Selasa shubuh jam 04 40 setelah menunaikan shubuh dipembaringan, dalam usia 90 tahun, lahir tanggal 12 Agustus 1933 di rumah duka Keparakan Kidul MG 1 No 1272 Yogyakarta, tokoh pers dan dunia pendidikan itu telah tiada. Drs H Moehadi Sofyan, sosok yang setiap orang kenal pada masanya. Seorang wartawan dan juga guru yang sangat tangguh dan mumpuni, menjadi mahasiswa Fisipol UGM tahun 60-an sekaligus menjadi redaktur harian Mercu Suar, sebuah surat kabar lokal DIY yang diterbitkan oleh persyarikatan Muhammadiyah yang terbit tahun 1966.

 

Pada tanggal 12 April 1972 Mercu Suar berubah nama menjadi Harian Masa Kini dan beliau menjadi Pemimpin Umum dan Pemimpin Redaksi, kemudian tanggal 5 Oktober Masa Kini berubah nama menjadi Harian Jogja Post dan tetap menjabat sebagai Pemred.

 

Selama puluhan tahun jatuh bangun mengelola surat kabar dan tetap tangguh serta diperhitungkan beritanya oleh para pengambil kebijakan.

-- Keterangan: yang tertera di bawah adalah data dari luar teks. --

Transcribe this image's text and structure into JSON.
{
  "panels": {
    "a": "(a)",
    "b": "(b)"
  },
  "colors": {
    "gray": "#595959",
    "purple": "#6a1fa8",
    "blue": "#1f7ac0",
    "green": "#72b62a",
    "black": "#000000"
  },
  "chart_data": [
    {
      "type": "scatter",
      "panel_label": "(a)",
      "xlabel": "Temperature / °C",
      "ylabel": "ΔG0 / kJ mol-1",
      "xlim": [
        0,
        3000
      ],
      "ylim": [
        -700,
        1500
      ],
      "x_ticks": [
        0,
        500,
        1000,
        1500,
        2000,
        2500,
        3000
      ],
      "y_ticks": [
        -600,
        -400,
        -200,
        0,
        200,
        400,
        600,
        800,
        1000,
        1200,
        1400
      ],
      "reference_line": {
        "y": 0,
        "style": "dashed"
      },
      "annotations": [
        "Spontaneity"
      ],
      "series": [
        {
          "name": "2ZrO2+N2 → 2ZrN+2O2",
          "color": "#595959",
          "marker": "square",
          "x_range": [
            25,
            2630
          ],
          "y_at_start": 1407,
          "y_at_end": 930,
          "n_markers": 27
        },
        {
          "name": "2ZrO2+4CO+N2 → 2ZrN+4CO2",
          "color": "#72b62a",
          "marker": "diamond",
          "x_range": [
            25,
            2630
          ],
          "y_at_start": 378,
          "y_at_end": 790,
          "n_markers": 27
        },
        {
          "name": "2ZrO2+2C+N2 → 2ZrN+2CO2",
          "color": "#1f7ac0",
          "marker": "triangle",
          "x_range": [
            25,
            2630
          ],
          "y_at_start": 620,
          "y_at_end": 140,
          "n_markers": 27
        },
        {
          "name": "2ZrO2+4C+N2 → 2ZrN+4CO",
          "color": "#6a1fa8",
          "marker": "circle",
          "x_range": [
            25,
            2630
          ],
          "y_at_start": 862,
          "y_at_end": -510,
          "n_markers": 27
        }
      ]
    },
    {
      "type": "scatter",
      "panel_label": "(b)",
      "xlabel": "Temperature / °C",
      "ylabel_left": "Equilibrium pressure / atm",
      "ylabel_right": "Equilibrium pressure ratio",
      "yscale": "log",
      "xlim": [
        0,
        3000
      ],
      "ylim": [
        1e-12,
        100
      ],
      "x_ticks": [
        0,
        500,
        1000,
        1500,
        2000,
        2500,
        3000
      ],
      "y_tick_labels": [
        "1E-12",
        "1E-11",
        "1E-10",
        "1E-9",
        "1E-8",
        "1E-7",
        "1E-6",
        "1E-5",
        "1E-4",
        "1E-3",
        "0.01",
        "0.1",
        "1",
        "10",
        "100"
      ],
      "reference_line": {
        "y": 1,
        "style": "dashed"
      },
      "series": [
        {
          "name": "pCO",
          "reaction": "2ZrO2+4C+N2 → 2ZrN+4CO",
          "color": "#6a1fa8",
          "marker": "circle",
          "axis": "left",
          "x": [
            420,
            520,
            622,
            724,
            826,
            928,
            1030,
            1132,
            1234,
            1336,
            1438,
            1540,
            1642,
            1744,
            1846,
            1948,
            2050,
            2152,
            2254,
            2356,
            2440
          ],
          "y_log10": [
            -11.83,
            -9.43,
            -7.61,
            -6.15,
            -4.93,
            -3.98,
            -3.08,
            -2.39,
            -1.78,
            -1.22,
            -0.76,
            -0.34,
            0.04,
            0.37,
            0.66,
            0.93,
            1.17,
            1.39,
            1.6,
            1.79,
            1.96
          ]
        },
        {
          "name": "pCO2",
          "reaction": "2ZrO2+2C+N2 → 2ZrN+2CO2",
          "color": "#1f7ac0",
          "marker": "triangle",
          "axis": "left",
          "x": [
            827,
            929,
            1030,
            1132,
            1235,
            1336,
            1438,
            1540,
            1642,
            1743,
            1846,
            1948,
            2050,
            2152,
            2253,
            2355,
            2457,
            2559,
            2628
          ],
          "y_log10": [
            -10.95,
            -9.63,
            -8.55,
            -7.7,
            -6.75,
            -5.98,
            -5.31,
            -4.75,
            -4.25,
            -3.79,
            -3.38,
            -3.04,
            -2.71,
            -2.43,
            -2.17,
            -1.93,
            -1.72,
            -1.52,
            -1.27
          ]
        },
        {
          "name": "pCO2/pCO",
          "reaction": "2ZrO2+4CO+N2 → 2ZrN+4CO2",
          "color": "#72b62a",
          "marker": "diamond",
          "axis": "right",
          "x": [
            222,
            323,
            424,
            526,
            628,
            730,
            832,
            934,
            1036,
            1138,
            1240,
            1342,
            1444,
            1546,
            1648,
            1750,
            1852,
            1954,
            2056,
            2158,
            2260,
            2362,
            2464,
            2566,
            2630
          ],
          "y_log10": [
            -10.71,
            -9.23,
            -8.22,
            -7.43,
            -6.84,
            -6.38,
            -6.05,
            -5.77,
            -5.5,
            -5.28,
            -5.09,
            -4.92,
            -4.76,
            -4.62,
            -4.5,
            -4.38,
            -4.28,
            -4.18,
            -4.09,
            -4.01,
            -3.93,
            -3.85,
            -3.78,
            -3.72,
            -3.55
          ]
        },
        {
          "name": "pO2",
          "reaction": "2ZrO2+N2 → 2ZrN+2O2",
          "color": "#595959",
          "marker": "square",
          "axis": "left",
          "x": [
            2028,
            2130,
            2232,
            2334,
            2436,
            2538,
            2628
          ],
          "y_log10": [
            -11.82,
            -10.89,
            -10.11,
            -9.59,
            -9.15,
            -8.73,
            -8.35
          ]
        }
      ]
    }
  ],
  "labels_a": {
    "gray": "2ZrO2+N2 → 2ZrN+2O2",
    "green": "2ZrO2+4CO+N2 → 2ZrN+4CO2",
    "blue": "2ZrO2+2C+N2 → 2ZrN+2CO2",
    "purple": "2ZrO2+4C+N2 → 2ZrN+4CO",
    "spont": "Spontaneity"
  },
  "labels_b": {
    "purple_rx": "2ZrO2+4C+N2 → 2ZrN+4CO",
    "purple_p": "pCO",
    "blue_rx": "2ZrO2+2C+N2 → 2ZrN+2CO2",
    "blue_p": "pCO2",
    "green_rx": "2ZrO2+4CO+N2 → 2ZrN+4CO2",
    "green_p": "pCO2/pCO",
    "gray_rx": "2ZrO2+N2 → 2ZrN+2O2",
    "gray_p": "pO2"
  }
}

Almarhum juga menjabat sebagai Wakil Ketua PWI DIY, Wakil Ketua SPS DIY pada masa tahun 80-an yang berkantor di selatan Gedung Agung sekarang.

 

Dengan membawa narasi keislaman harian Masa Kini mampu memberikan pencerahan pada masyarakat. Almarhum juga menginisiasi penerbitan majalah KUNTUM, Akademi Komunikasi Jogjakarta (Wakil Dekan), menguasai beberapa bahasa asing dan di dunia pendidikan mengajar di SMA Muhi, Muha serta menjabat sebagai Kepala Sekolah SMA M 3 dan SMK 1 M Nitikan.

 

Murid-muridnya sudah banyak yang sukses seperti Emha, Ebiet G Ade, Afnan Hadikusumo, Akhid Widi Rahmanto, Maqdir Ismail dll. Selain itu Drs Moehadi Sofyan juga menjabat sebagai ketua Museum Pendidikan Islam, manggala nasional BP7 serta seorang pejuang 45 dan Anggota Majelis Pustaka PP Muhammadiyah.